Industry still struggling to find new markets
14 July 2015
Remember the BRICs? Yes, that’s right; these were the emerging economies that were going to save European wine exports from stagnation in local markets and, even for Australia, the USA and South America, they promised a brave new world of eager wine drinkers.
Well, Chile and Argentina are now looking closer to home for new markets, as consumers in Columbia, Mexico and Central America are now said to be as promising as Russia and China once were. Of the BRICs, Brazil and China have both slowed, while the Russian market has been described as being in crisis, as the crashing rouble has added to other economic and political difficulties.
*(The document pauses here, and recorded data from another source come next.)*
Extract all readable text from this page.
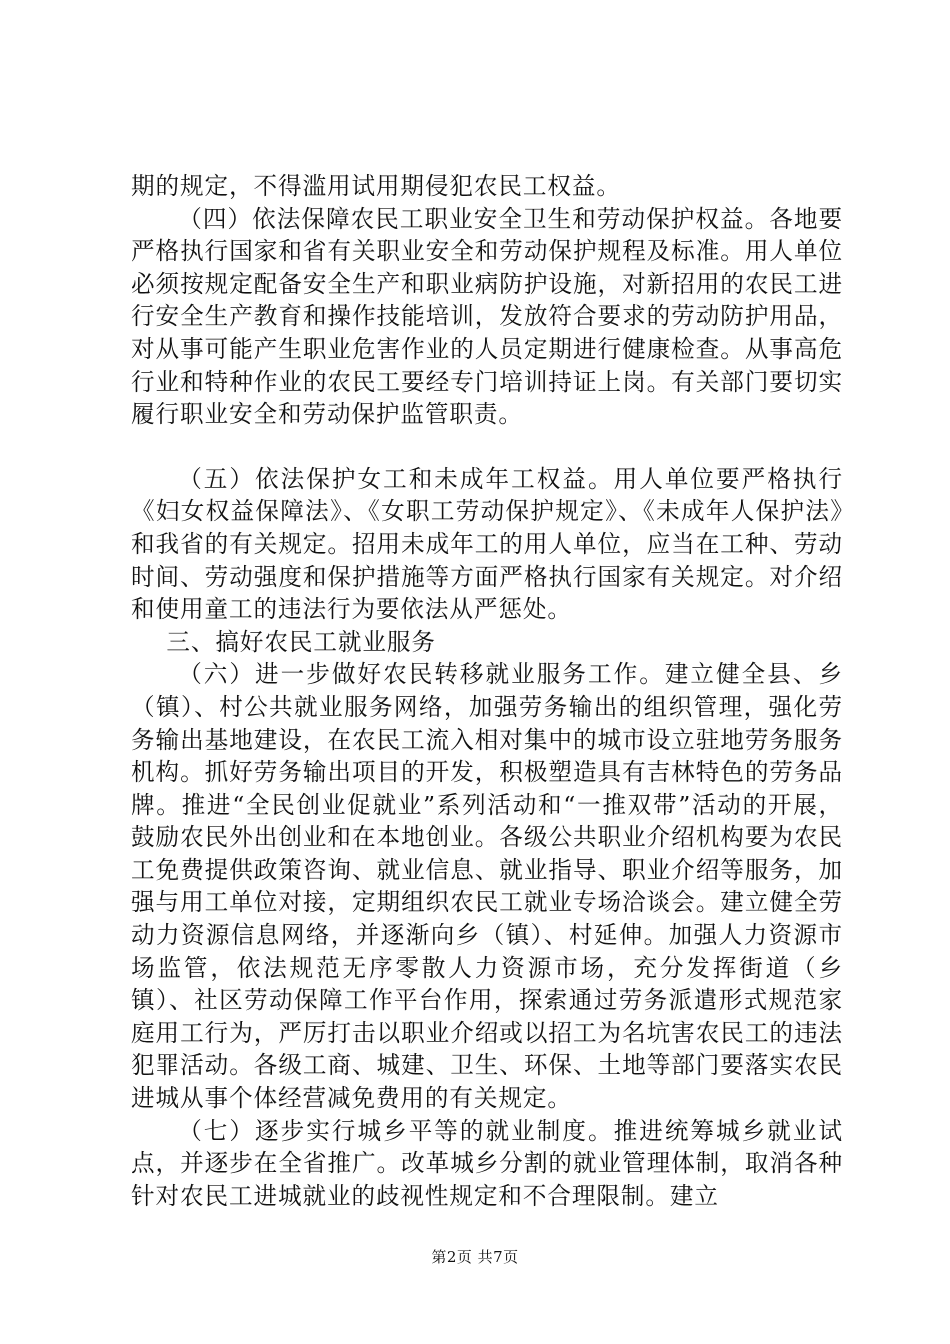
期的规定，不得滥用试用期侵犯农民工权益。

（四）依法保障农民工职业安全卫生和劳动保护权益。各地要严格执行国家和省有关职业安全和劳动保护规程及标准。用人单位必须按规定配备安全生产和职业病防护设施，对新招用的农民工进行安全生产教育和操作技能培训，发放符合要求的劳动防护用品，对从事可能产生职业危害作业的人员定期进行健康检查。从事高危行业和特种作业的农民工要经专门培训持证上岗。有关部门要切实履行职业安全和劳动保护监管职责。

（五）依法保护女工和未成年工权益。用人单位要严格执行《妇女权益保障法》、《女职工劳动保护规定》、《未成年人保护法》和我省的有关规定。招用未成年工的用人单位，应当在工种、劳动时间、劳动强度和保护措施等方面严格执行国家有关规定。对介绍和使用童工的违法行为要依法从严惩处。

三、搞好农民工就业服务

（六）进一步做好农民转移就业服务工作。建立健全县、乡（镇）、村公共就业服务网络，加强劳务输出的组织管理，强化劳务输出基地建设，在农民工流入相对集中的城市设立驻地劳务服务机构。抓好劳务输出项目的开发，积极塑造具有吉林特色的劳务品牌。推进“全民创业促就业”系列活动和“一推双带”活动的开展，鼓励农民外出创业和在本地创业。各级公共职业介绍机构要为农民工免费提供政策咨询、就业信息、就业指导、职业介绍等服务，加强与用工单位对接，定期组织农民工就业专场洽谈会。建立健全劳动力资源信息网络，并逐渐向乡（镇）、村延伸。加强人力资源市场监管，依法规范无序零散人力资源市场，充分发挥街道（乡镇）、社区劳动保障工作平台作用，探索通过劳务派遣形式规范家庭用工行为，严厉打击以职业介绍或以招工为名坑害农民工的违法犯罪活动。各级工商、城建、卫生、环保、土地等部门要落实农民进城从事个体经营减免费用的有关规定。

（七）逐步实行城乡平等的就业制度。推进统筹城乡就业试点，并逐步在全省推广。改革城乡分割的就业管理体制，取消各种针对农民工进城就业的歧视性规定和不合理限制。建立

第2页 共7页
The new buzzword, in fact, is the MINTs – Mexico, Indonesia, Nigeria and Turkey – but it’s hard to see these nations competing with the BRICs behemoths in the mopping up of any surplus wine. Mexico drinks just 6m cases of wine per year, while Turkey and Indonesia have a large teetotal population. Given its growing affluence and education, Nigeria might be the best long-term bet, but at present, its wine import market is only valued at around US$370m, while its population remains strongly wedded to local beer and palm wine.
With around 270 million hectolitres of wine washing around the world each year, the marketing men won’t be out of work any time soon. The USA, at around 30m hectolitres is now the largest consumer wine market, only recently beating France’s consumption of 28m hectolitres.